There is a need for more linguistic inclusive policies in academic publishing. With English being the prevalent language of science, non-native English speakers are disadvantaged when it comes to communicating and conducting scientific activities. A study involving 908 researchers revealed that non-native English speakers, particularly those in the early stages of their careers, invest more time and energy in various scientific tasks. These include reading and writing papers, creating presentations in English, and sharing research in multiple languages. Additionally, non-native English speakers face a higher likelihood of journal paper rejection because of their English writing skills, as opposed to those who are native English speakers. An article in Trends in Ecology & Evolutionsuggests that centralising volunteering for English proofreading and linguistic services on major journal preprint platforms may address some inequalities in publishing opportunities. However, addressing the language barrier challenges in science will involve giving careful thought to the requirements of various linguistic groups, establishing support networks, and promoting increased global collaboration.

The publishing industry is realising that AI will play a pivotal role in medical writing, streamlining processes like literature reviews and data analysis. However, knowledge workers suggest that the human touch provided by medical writers and copywriters remains irreplaceable. These professionals will continue to bring nuanced understanding, ensuring accurate and contextually-relevant communication for diverse audiences, from patients to clinicians.
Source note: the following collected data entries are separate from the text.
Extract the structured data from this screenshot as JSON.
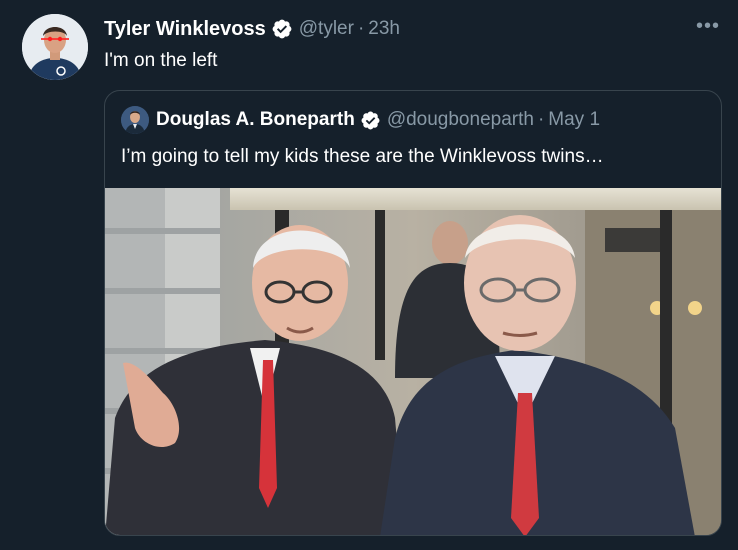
{
  "tweet": {
    "author_name": "Tyler Winklevoss",
    "handle": "@tyler",
    "separator": "·",
    "time": "23h",
    "text": "I'm on the left",
    "more_label": "•••"
  },
  "quoted_tweet": {
    "author_name": "Douglas A. Boneparth",
    "handle": "@dougboneparth",
    "separator": "·",
    "time": "May 1",
    "text": "I’m going to tell my kids these are the Winklevoss twins…"
  },
  "colors": {
    "background": "#15202b",
    "secondary_text": "#8899a6",
    "border": "#38444d",
    "verified_badge": "#ffffff"
  },
  "icons": {
    "verified": "verified-badge-icon",
    "more": "more-horizontal-icon"
  }
}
Medical writers are able to navigate complex medical jargon, tailor content to specific demographics, and maintain a critical eye for ethical considerations. While AI enhances efficiency, human expertise adds indispensable qualities like empathy, creativity, and a deep understanding of the socio-cultural aspects of healthcare. AI is here to stay! Therefore, it is advised that the publishing industry work alongside AI to amplify the overall value of medical writing and bridge the gap between complex research and accessible, impactful communication.

There is mounting evidence that a gender bias in academia favours men. This contributes to the stark under-representation of female academics in STEM (science, technology, engineering, and mathematics) research. Altmetrics (Alternative Metrics), is a novel approach to assess scholarly impact and may address this gender bias in academic performance evaluation. Altmetrics is assessed using an Altmetric Attention Score (AAS), and has been adopted by several journals. By incorporating diverse indicators such as social media mentions, downloads, and online engagement, altmetrics provide a more comprehensive view of a researcher’s influence. This method might benefit a significant number of women whose research excels in community engagement or interdisciplinary collaborations. It is important to note  that altmetrics on its own does not capture the full impact of a research paper. The recommended use is to complement traditional citation metrics, as opposed to replacing them. Embracing altmetrics acknowledges diverse scholarly outputs, recognises the multifaceted nature of academic success, and ultimately contributes to a more equitable academic landscape.